# Sunday Morning



## Not For Hire (Jun 30, 2009)

I took my wife fishin Sunday morning. The tides were low so we started out at secret location "E F". There were tons of mullet stacked up on the edge of the flats dropoff. The reds were craching them pretty good. We caught about 15 or 20 on topwaters up to about 30 inches. We also caught about 5 trout and a skipjack. After that was over at about 9:30 we went to secret location number 2, "B R". There were no other boats there only 3 kayakers. Probably because the water was real low. We found some small schools of tailing reds. I caught 3 on my fly rod and my wife caught 2 on a worm. They were smaller. 20 inch range. I bet it was good at first light for tailers. That lasted until about 11:00 when the wind got up, then we went home.


----------



## Ish (Oct 30, 2008)

you sure it's secret spot E F and not not-so-secret spot B R?


----------



## Ish (Oct 30, 2008)

and whatever happened to those offshore pictures you were gonna post?


----------



## Bruce J (Jun 27, 2004)

Wow,that red your wife caught is a big 'un!


----------



## Not For Hire (Jun 30, 2009)

I am sure if was EF. Thats what the map said. I'm from the East side of Chicago here on vacation.

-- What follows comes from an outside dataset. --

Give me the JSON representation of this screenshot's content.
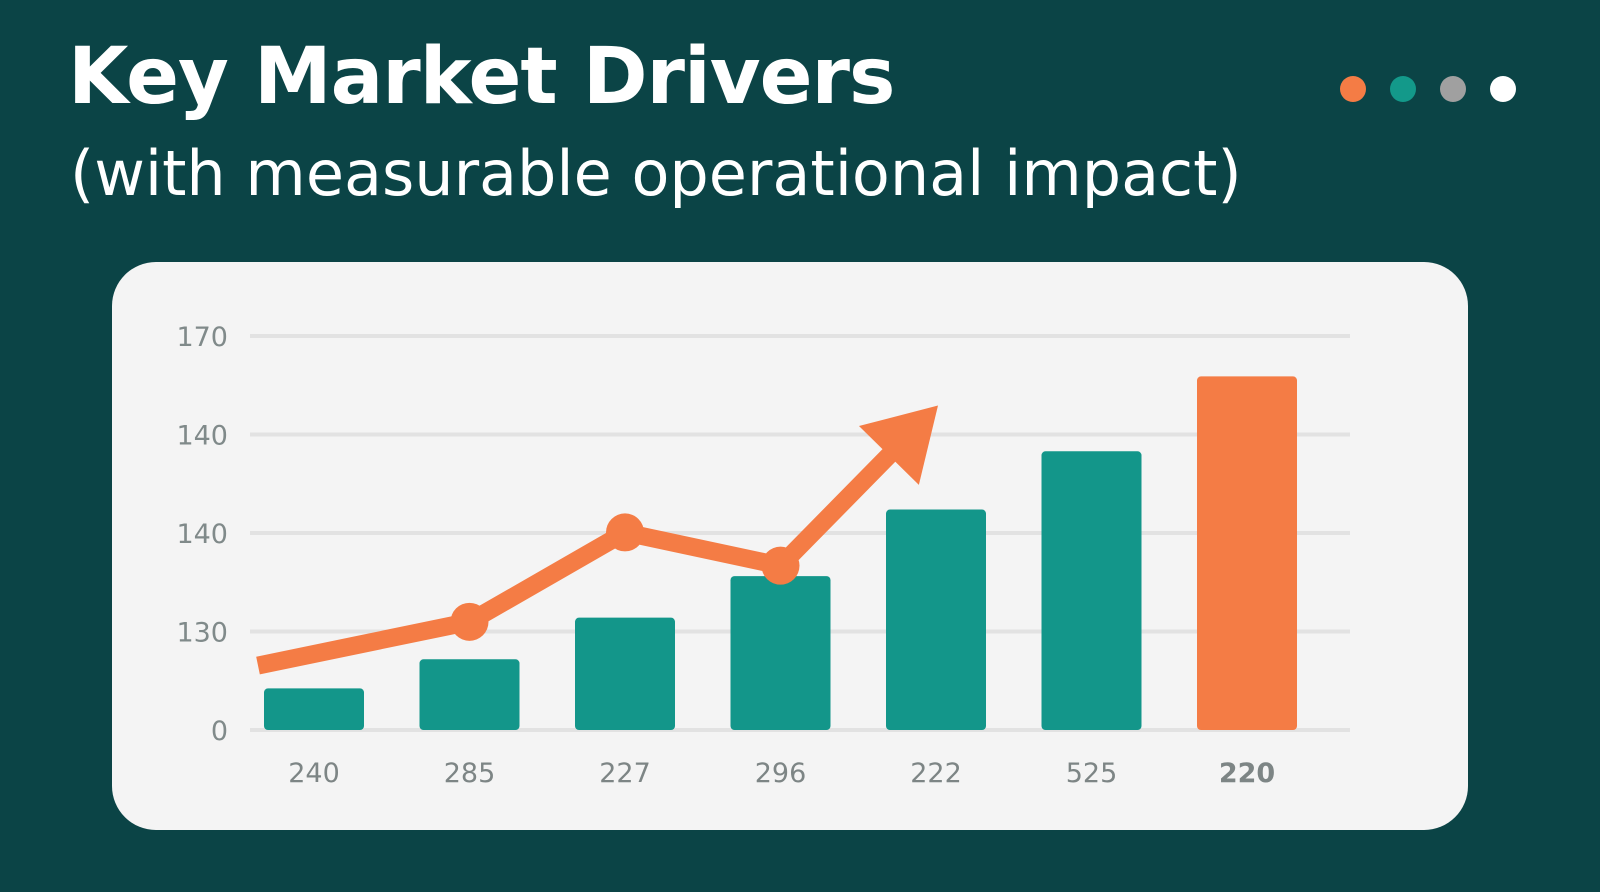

I am not much of an offshore guy but I couldnt resist. They didnt fight much.


----------



## Ish (Oct 30, 2008)

oh.

looks like there was bit of alcohol involved, no?


----------



## Not For Hire (Jun 30, 2009)

Ya a little booze. That may explain why I kept diving in after the trout under our lights. It was a rough drive back Sunday.


----------



## Ish (Oct 30, 2008)

Not For Hire said:


> Ya a little booze. That may explain why I kept diving in after the trout under our lights.


c'mon man!!! stop holdin' out on us....put up the pictures of that!!!


----------



## houfinchaser (Oct 10, 2008)

Nice Reds and photos..


----------